By nova.id, Selasa, 24 September 2013 | 05:46 WIB
Jakarta Jadi Magnet Preman Ada Apa (nova.id)

Jakarta Jadi Magnet Preman Ada Apa (nova.id)

"Ilustrasi "

Diakui banyak pihak serta banyaknya fakta pemberitaan mengenai premanisme di ibukota, seolah makin menegaskan betapa Jakarta masih sangat seksi  dan menarik bagi keberadaan kelompok-kelompok preman. Ya. Diakui atau tidak, Jakarta memang magnet yang luar biasa bagi para pendatang. Kegiatan ekonomi yang banyak berpusat di Jakarta membuat banyaknya orang dari luar ibu kota berpindah dan mengadu nasib di Jakarta.

 Beberapa suku maupun etnis tertentu juga akhirnya mengundang saudara atau membawa keluarga kendati tak memiliki keterampilan yang cukup untuk mengadu nasib di Jakarta. "Mereka ini bekerja di sektor informal sampai menjadi preman," ungkap Kabid Humas Polda Metro Jaya, Kombes Pol Rikwanto, saat mengulas soal preman di Jakarta, khususnya berkaitan dengan kasus penyekapan pedagang kopi di Kebun Jeruk beberapa waktu lalu.

Selain karena seksi dan menariknya ibukota, faktor lain seperti daerah penyangga yang kurang  terdorong secara tingkat kehidupan membuat berkembangnya beberapa tindak kekerasan. "Dalam skala yang paling sering, terjadi pemerasan, intimidasi, pengeroyokan, sampai tahap terorganisasi seperti penyekapan di Kebon Jeruk dan Hayam Wuruk," ungkap Rikwanto mengingatkan kembali beberapa kejadian pekan lalu.

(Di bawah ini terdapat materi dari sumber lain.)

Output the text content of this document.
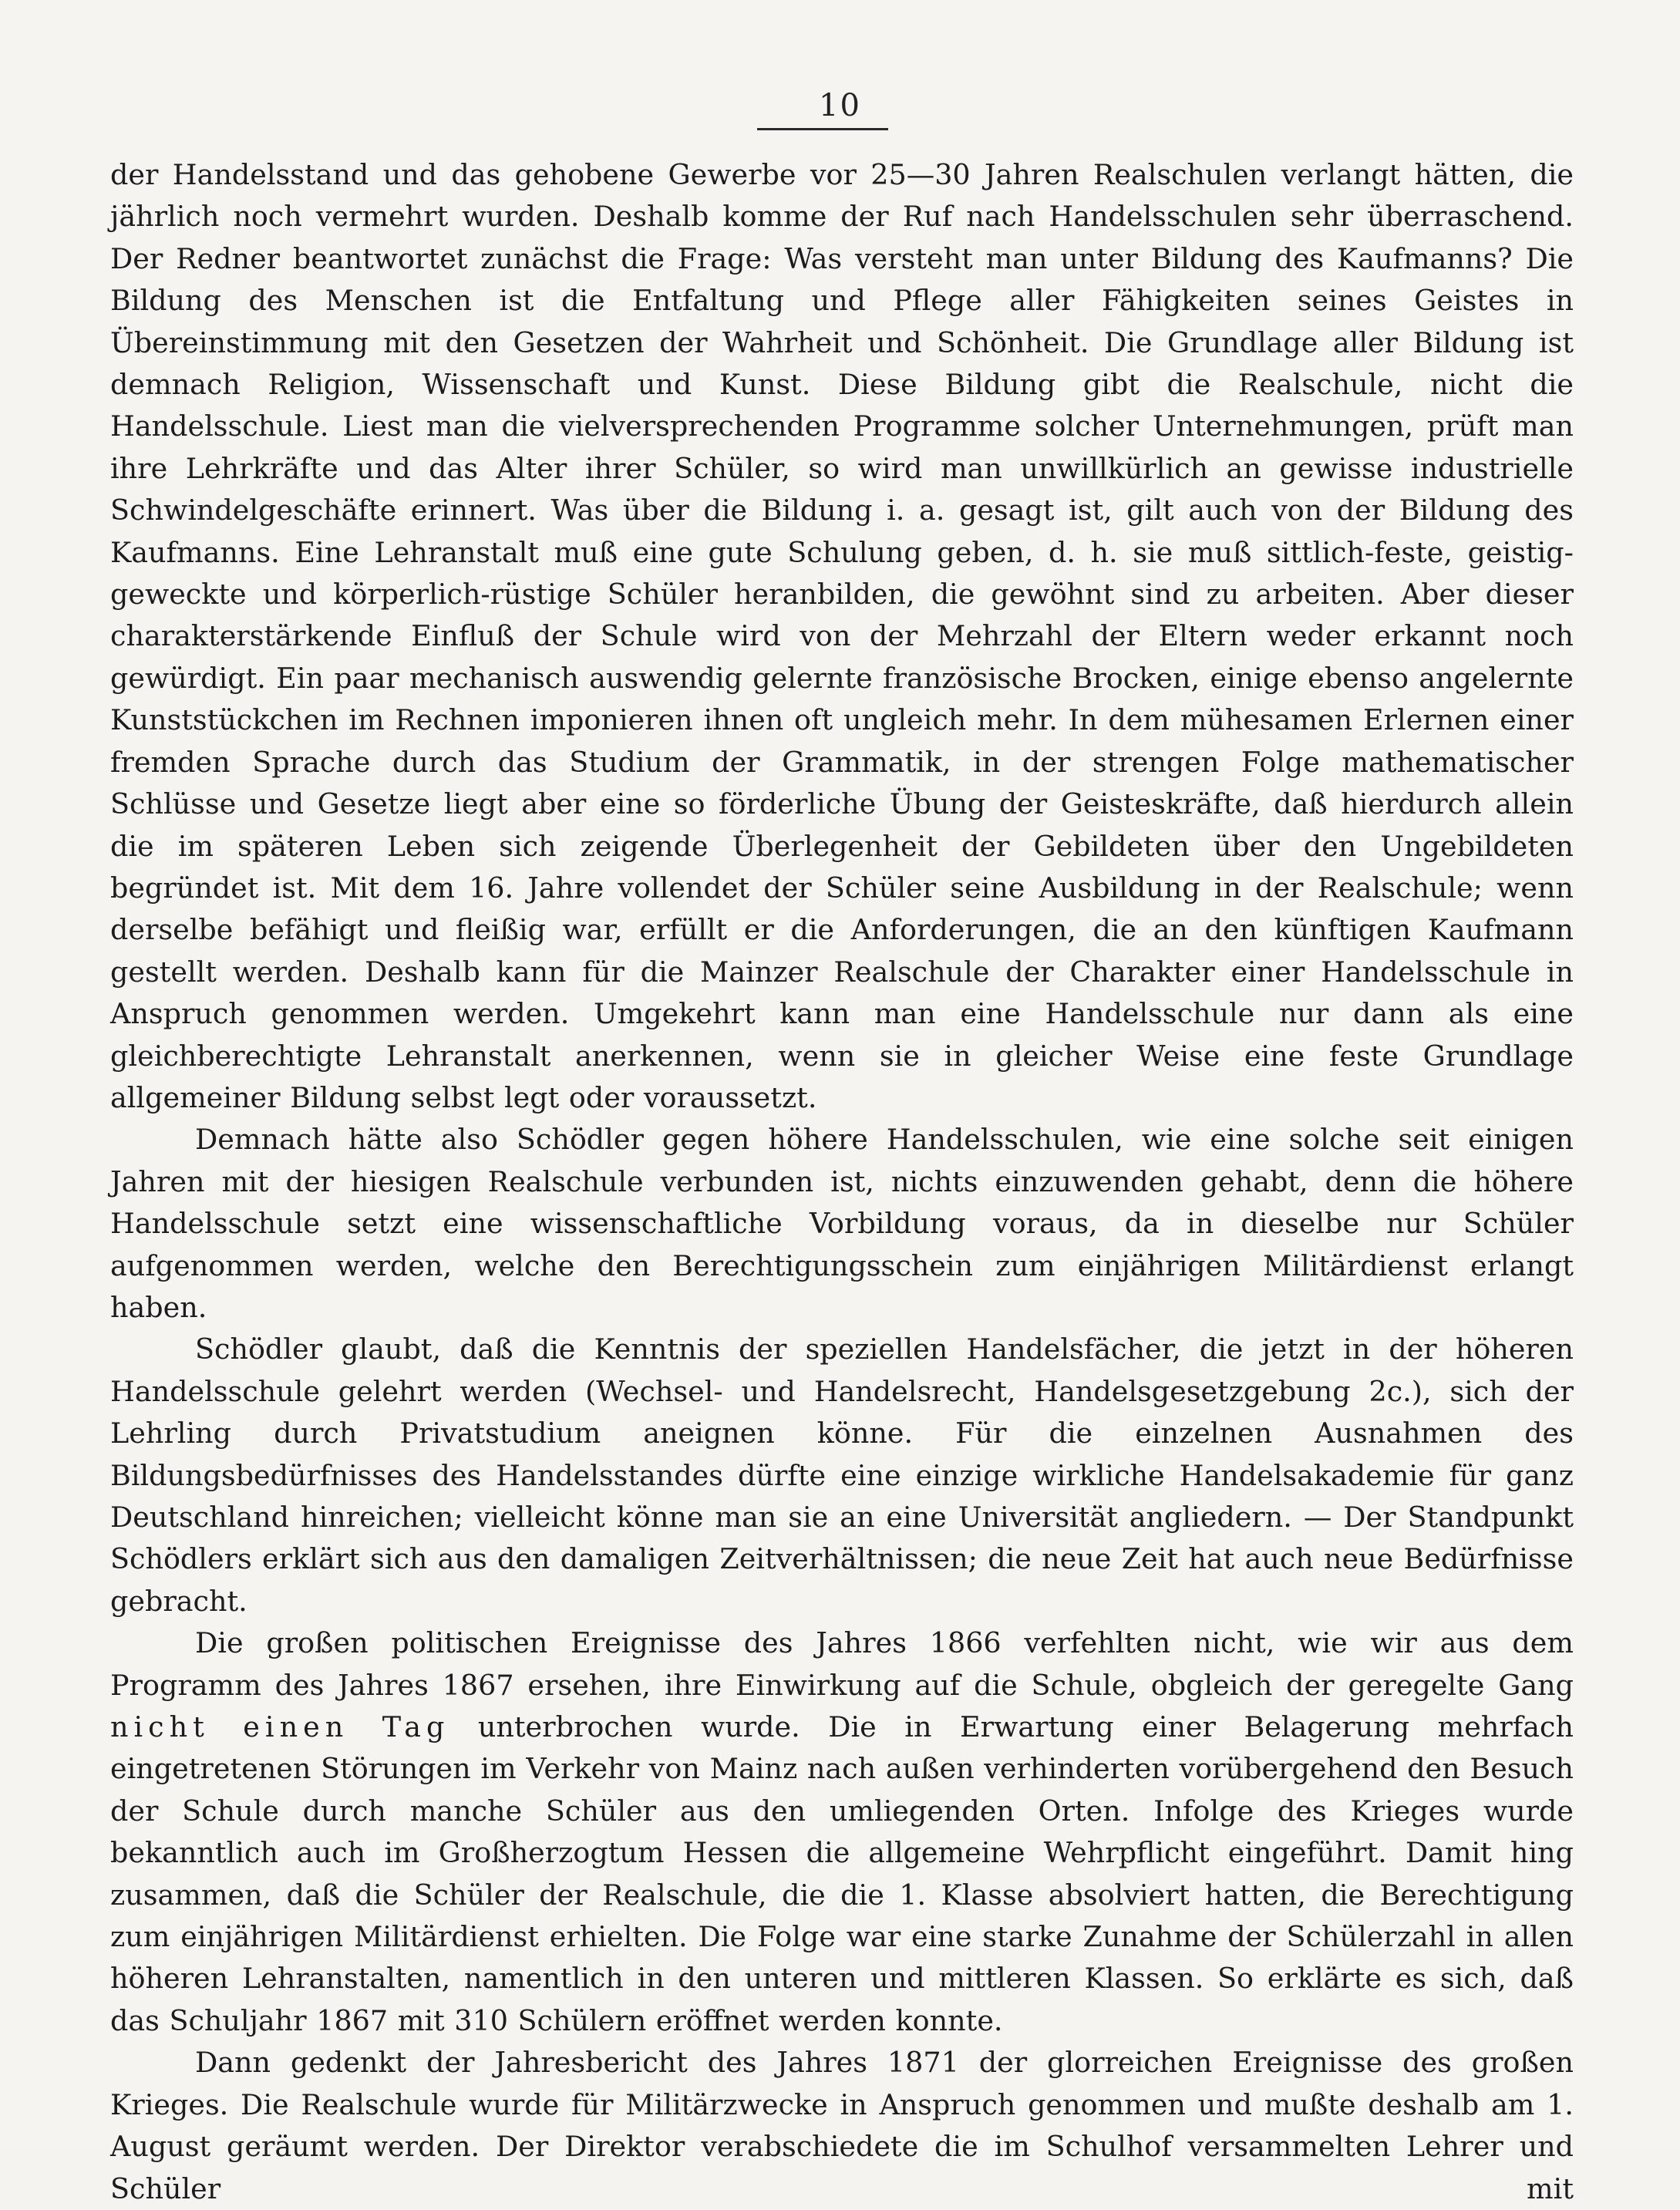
10

der Handelsstand und das gehobene Gewerbe vor 25—30 Jahren Realschulen verlangt hätten, die jährlich noch vermehrt wurden. Deshalb komme der Ruf nach Handelsschulen sehr überraschend. Der Redner beantwortet zunächst die Frage: Was versteht man unter Bildung des Kaufmanns? Die Bildung des Menschen ist die Entfaltung und Pflege aller Fähigkeiten seines Geistes in Übereinstimmung mit den Gesetzen der Wahrheit und Schönheit. Die Grundlage aller Bildung ist demnach Religion, Wissenschaft und Kunst. Diese Bildung gibt die Realschule, nicht die Handelsschule. Liest man die vielversprechenden Programme solcher Unternehmungen, prüft man ihre Lehrkräfte und das Alter ihrer Schüler, so wird man unwillkürlich an gewisse industrielle Schwindelgeschäfte erinnert. Was über die Bildung i. a. gesagt ist, gilt auch von der Bildung des Kaufmanns. Eine Lehranstalt muß eine gute Schulung geben, d. h. sie muß sittlich-feste, geistig-geweckte und körperlich-rüstige Schüler heranbilden, die gewöhnt sind zu arbeiten. Aber dieser charakterstärkende Einfluß der Schule wird von der Mehrzahl der Eltern weder erkannt noch gewürdigt. Ein paar mechanisch auswendig gelernte französische Brocken, einige ebenso angelernte Kunststückchen im Rechnen imponieren ihnen oft ungleich mehr. In dem mühesamen Erlernen einer fremden Sprache durch das Studium der Grammatik, in der strengen Folge mathematischer Schlüsse und Gesetze liegt aber eine so förderliche Übung der Geisteskräfte, daß hierdurch allein die im späteren Leben sich zeigende Überlegenheit der Gebildeten über den Ungebildeten begründet ist. Mit dem 16. Jahre vollendet der Schüler seine Ausbildung in der Realschule; wenn derselbe befähigt und fleißig war, erfüllt er die Anforderungen, die an den künftigen Kaufmann gestellt werden. Deshalb kann für die Mainzer Realschule der Charakter einer Handelsschule in Anspruch genommen werden. Umgekehrt kann man eine Handelsschule nur dann als eine gleichberechtigte Lehranstalt anerkennen, wenn sie in gleicher Weise eine feste Grundlage allgemeiner Bildung selbst legt oder voraussetzt.

Demnach hätte also Schödler gegen höhere Handelsschulen, wie eine solche seit einigen Jahren mit der hiesigen Realschule verbunden ist, nichts einzuwenden gehabt, denn die höhere Handelsschule setzt eine wissenschaftliche Vorbildung voraus, da in dieselbe nur Schüler aufgenommen werden, welche den Berechtigungsschein zum einjährigen Militärdienst erlangt haben.

Schödler glaubt, daß die Kenntnis der speziellen Handelsfächer, die jetzt in der höheren Handelsschule gelehrt werden (Wechsel- und Handelsrecht, Handelsgesetzgebung 2c.), sich der Lehrling durch Privatstudium aneignen könne. Für die einzelnen Ausnahmen des Bildungsbedürfnisses des Handelsstandes dürfte eine einzige wirkliche Handelsakademie für ganz Deutschland hinreichen; vielleicht könne man sie an eine Universität angliedern. — Der Standpunkt Schödlers erklärt sich aus den damaligen Zeitverhältnissen; die neue Zeit hat auch neue Bedürfnisse gebracht.

Die großen politischen Ereignisse des Jahres 1866 verfehlten nicht, wie wir aus dem Programm des Jahres 1867 ersehen, ihre Einwirkung auf die Schule, obgleich der geregelte Gang nicht einen Tag unterbrochen wurde. Die in Erwartung einer Belagerung mehrfach eingetretenen Störungen im Verkehr von Mainz nach außen verhinderten vorübergehend den Besuch der Schule durch manche Schüler aus den umliegenden Orten. Infolge des Krieges wurde bekanntlich auch im Großherzogtum Hessen die allgemeine Wehrpflicht eingeführt. Damit hing zusammen, daß die Schüler der Realschule, die die 1. Klasse absolviert hatten, die Berechtigung zum einjährigen Militärdienst erhielten. Die Folge war eine starke Zunahme der Schülerzahl in allen höheren Lehranstalten, namentlich in den unteren und mittleren Klassen. So erklärte es sich, daß das Schuljahr 1867 mit 310 Schülern eröffnet werden konnte.

Dann gedenkt der Jahresbericht des Jahres 1871 der glorreichen Ereignisse des großen Krieges. Die Realschule wurde für Militärzwecke in Anspruch genommen und mußte deshalb am 1. August geräumt werden. Der Direktor verabschiedete die im Schulhof versammelten Lehrer und Schüler mit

Melihat beberapa kejadian di wilayahnya, Kapolda Metro Jaya, Irjend Pol Putut Eko Bayuseno telah menginstruksikan patroli selalu khususnya wilayah yang pernah terjadi tindak pidana premanisme. "Kita berurusan dengan preman sudah lama tapi kita refresh kembali agar lebih cepat geraknya," ungkap Rikwanto lagi.

Dan, semakin banyaknya pendatang kelompok usia produktif tanpa keterampilan ini, membuat mereka menghidupi diri dengan memanfaatkan dominasi kelompok terhadap suatu wilayah. "Mereka kalau kurang akan mengintimidasi seperti supir angkot, pedagang, pejalan kaki, sampai rutin dan akhirnya memiliki pengawas sampa God Father," pungkas Rikwanto.